Ongeveer driekwart van de ongeveer achthonderd watervergunningen die Rijkswaterstaat aan bedrijven verstrekt, moet worden aangepast. Direct ingrijpen is echter niet nodig. Dat blijkt uit het eindrapport van de pilot Bezien watervergunningen. Een ander onderzoek van het Planbureau voor de Leefomgeving leert dat steeds meer wateren voldoen aan de nutriëntennorm in de Kaderichtlijn Water. Toch wordt het einddoel niet gehaald, waarschuwt het PBL.

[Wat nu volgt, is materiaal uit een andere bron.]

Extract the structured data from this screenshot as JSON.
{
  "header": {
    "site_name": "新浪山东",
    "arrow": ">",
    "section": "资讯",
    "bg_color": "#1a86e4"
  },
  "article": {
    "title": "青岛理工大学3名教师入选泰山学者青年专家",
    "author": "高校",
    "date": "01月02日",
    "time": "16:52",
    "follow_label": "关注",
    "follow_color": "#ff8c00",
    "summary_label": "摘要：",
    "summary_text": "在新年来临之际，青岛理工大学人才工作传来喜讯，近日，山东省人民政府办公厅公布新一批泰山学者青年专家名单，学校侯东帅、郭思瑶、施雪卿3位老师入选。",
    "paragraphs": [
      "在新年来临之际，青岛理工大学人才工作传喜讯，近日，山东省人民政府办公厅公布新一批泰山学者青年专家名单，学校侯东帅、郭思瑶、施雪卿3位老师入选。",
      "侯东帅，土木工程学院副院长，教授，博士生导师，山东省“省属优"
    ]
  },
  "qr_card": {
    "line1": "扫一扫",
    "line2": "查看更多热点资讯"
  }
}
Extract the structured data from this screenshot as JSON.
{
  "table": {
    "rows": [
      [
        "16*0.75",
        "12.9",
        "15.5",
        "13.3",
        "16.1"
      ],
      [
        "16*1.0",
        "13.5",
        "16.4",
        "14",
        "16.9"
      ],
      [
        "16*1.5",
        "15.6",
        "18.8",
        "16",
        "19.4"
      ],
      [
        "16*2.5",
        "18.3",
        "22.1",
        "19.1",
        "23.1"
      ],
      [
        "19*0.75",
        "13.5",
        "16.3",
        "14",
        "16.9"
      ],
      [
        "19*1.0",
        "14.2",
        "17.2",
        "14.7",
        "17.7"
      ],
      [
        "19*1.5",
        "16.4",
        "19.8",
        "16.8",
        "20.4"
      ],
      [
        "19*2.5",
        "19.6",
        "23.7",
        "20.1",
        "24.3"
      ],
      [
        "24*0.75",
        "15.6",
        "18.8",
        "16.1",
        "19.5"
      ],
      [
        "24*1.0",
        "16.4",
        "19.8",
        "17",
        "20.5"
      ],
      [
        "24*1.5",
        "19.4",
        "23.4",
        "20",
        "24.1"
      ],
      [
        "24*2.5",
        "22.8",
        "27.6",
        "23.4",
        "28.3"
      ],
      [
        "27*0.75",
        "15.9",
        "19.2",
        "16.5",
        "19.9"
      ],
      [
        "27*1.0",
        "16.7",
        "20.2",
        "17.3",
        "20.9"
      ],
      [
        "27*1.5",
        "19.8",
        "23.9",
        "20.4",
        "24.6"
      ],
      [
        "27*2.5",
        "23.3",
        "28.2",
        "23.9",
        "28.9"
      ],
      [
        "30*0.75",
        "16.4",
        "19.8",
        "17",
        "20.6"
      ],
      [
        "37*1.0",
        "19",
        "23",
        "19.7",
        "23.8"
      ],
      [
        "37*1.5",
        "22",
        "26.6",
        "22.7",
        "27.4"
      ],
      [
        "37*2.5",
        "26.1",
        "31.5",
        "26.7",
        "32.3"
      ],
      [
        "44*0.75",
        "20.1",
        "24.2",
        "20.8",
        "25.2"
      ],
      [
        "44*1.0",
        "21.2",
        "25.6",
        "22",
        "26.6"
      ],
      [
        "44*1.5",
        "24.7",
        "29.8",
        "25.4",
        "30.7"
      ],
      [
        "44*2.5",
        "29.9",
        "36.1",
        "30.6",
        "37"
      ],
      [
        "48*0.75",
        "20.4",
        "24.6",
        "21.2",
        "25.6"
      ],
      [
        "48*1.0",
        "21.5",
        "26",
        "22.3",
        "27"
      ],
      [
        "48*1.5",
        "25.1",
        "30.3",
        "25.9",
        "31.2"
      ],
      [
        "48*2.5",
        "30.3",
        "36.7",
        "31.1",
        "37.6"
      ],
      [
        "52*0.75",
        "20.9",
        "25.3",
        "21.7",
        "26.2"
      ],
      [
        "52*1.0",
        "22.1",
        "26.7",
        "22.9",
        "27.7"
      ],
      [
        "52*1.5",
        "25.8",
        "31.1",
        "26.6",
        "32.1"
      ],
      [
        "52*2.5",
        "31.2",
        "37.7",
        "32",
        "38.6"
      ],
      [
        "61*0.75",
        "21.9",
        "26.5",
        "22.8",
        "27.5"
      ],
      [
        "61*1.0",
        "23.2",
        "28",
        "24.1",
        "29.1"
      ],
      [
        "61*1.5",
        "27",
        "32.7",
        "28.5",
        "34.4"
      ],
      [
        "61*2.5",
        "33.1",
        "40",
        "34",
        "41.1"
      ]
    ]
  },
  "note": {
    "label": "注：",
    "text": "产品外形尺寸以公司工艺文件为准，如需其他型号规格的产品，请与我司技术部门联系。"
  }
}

De pilot Bezien watervergunningen was een actie in het kader van de Delta-aanpak Waterkwaliteit. In opdracht van Rijkswaterstaat hebben Witteveen+Bos en Royal HaskoningDHV bij 66 bedrijven onderzocht of de watervergunning voor het lozen van industrieel afvalwater op rijkswater actueel, adequaat en volledig is. Daaraan schortte het vaak volgens het eindrapport.
Het rapport is als bijlage meegezonden bij de brief die minister Cora van Nieuwenhuizen vandaag naar de Tweede Kamer stuurde in verband met het wetgevingsoverleg water van 11 november. Zij meldt dat uit de pilot blijkt dat ongeveer driekwart van de vergunningen aangepast moet worden, waarvan een kwart bij voorkeur op korte termijn. “Hierbij is echter geen sprake van direct gevaar voor gezondheid en milieu.” Korte termijn betekent binnen twee jaar. De resultaten komen overeen met de voorlopige uitkomsten die de minister in juli bekendmaakte.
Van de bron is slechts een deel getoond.